A few weeks ago, 100-foot-wide propellers began turning on the recently completed World Trade Center building, making Bahrain home to the world’s first building-integrated wind turbine skyscraper. The building includes two sail-shaped towers that climb 54 floors above the beachfront site. Three small bridges link the towers, with a massive wind turbine hanging from each. The towers funnel the ocean winds into the turbines, which generate more than 10 percent of the energy used by the building.
As climate change and renewable-energy policies level the playing field in the energy industry, alternative-energy companies are racing to assure investors, policymakers and the public that they can scale to meet the needs of energy-starved consumers. During the last few years, a clutch of clean energy projects have emerged on a scale never seen before. Forbes.com has identified the biggest and boldest projects among them.

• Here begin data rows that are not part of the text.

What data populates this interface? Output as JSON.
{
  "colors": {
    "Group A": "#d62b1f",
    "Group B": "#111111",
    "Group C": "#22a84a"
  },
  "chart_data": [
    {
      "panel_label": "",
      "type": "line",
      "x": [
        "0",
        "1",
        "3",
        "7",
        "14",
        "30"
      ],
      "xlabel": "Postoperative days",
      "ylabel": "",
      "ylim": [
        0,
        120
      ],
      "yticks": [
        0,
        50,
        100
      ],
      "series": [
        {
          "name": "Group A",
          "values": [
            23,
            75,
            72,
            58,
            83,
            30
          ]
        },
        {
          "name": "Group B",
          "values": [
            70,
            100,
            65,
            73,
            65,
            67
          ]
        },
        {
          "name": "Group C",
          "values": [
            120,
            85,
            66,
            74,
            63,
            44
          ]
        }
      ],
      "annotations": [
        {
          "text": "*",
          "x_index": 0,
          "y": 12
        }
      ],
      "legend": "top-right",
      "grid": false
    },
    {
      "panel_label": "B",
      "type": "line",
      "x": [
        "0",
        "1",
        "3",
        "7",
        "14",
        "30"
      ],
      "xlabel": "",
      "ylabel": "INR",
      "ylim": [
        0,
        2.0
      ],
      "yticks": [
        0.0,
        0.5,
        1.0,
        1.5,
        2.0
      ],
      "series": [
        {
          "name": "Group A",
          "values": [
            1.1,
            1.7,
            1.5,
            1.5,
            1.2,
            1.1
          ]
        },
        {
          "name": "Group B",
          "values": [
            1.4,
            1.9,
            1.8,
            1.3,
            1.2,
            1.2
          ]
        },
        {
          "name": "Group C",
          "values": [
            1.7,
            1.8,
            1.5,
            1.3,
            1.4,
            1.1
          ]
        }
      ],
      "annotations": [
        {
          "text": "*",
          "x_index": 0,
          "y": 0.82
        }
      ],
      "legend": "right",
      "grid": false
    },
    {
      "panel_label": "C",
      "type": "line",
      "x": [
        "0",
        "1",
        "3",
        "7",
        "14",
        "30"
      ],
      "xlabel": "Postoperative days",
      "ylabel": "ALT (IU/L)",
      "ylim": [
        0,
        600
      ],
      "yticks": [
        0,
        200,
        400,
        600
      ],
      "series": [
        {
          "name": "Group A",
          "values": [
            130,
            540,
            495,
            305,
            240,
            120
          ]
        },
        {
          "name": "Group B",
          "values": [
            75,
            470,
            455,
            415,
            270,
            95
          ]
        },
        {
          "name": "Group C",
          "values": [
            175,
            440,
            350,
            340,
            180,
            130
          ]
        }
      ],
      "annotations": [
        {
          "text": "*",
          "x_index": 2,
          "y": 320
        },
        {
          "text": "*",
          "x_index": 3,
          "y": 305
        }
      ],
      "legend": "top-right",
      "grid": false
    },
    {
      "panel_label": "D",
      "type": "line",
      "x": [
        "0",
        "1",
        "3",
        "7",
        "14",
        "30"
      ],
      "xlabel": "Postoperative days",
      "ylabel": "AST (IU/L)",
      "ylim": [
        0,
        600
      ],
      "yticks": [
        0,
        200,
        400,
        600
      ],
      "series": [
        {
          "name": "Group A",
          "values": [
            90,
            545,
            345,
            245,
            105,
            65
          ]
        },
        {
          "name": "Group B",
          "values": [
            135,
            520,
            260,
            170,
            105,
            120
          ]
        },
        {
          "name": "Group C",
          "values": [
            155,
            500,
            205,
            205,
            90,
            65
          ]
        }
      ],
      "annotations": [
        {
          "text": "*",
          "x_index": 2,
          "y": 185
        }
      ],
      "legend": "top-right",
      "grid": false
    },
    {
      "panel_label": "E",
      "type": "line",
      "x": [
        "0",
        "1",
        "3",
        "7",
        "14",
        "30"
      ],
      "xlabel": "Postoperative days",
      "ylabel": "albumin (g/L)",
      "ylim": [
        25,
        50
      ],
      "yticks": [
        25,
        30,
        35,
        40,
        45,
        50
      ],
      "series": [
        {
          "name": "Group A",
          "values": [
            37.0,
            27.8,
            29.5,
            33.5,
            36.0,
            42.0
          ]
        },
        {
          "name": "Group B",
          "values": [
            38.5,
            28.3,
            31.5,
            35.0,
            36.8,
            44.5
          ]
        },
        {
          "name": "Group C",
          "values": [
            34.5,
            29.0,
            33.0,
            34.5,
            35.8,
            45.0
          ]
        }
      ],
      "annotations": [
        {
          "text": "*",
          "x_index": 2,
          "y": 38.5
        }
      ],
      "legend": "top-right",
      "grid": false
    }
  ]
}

We surveyed the clean energy landscape for new and recently completed projects in solar, wind, geothermal and wave energy that produced the most grid-connected electricity. Forbes.com also identified the green government initiative and green building project with the highest estimated dollar value. The results are different from what most people would expect.
Bahrain isn’t the only desert blooming green this year. California’s Mojave Desert is rapidly filling up with solar-thermal power plants, courtesy of Gov. Arnold Schwarzenegger. Solel Solar Systems, an Israeli solar-thermal company, recently agreed to supply Pacific Gas & Electric (amex: PCG.PR.A – news – people ) with 553 megawatts of solar thermal energy for 25 years, starting in 2009.
Like other companies, PG&E is racing to meet California’s 20 percent renewable energy requirement by 2010. As a result, Solel plans to string 1.2 million mirrors in large arrays over nine square miles of California’s southeastern desert. The plant will use parabolic 3- by 4-foot mirrors developed by Solel to convert the sun’s heat into steam that powers turbines.
Deserts aren’t the only place being developed–quite a few projects are taking place in the ocean.
Scotland boasts roughly 25 percent of the entire European Union’s tidal power potential and 10 percent of its wave energy potential. In an effort to tap those resources, Scottish Power, a wave-energy company based in Scotland, plans to build the world’s largest wave-energy farm off the coast of Orkney Island. If wave energy proves as profitable as many say, Scotland could produce more than 1,300 megawatts by 2020, enough to power a city the size of Seattle, according to some estimates.
Despite Scotland’s ambitious foray into wave energy, the Orkney project is small change compared with what’s happening off the coast on the opposite end of the island.
England is the windiest country in the European Union. Slightly smaller than Louisiana, the island nation is already hard-pressed for space, which wind farms need a whole heap of to make a difference. As a result, England has done what England has always done–head to sea.
The London Array project plans to erect a constellation of more than 340 wind turbines in the outer Thames Estuary, roughly seven miles off the Kent Coast. When construction ends, London Array will be the world’s largest offshore wind farm, generating more electricity than Denmark’s Middelgrunden offshore wind farm, which is the largest offshore farm operational today.
Although London Array is hard to beat on the big scale, that’s hardly enough to stop a Texas oil tycoon like T. Boone Pickens from trying. Nothing shows the continuity between Big Oil and Big Green quite like Pickens, the oilfield roughneck turned Texas oil tycoon who plans to build the world’s largest wind power farm.
Pickens has invested heavily in a planned wind power farm that will stretch across four counties in the Texas panhandle near Amarillo. The farm’s 2,700 wind turbines will be able to power 1 million homes when construction ends.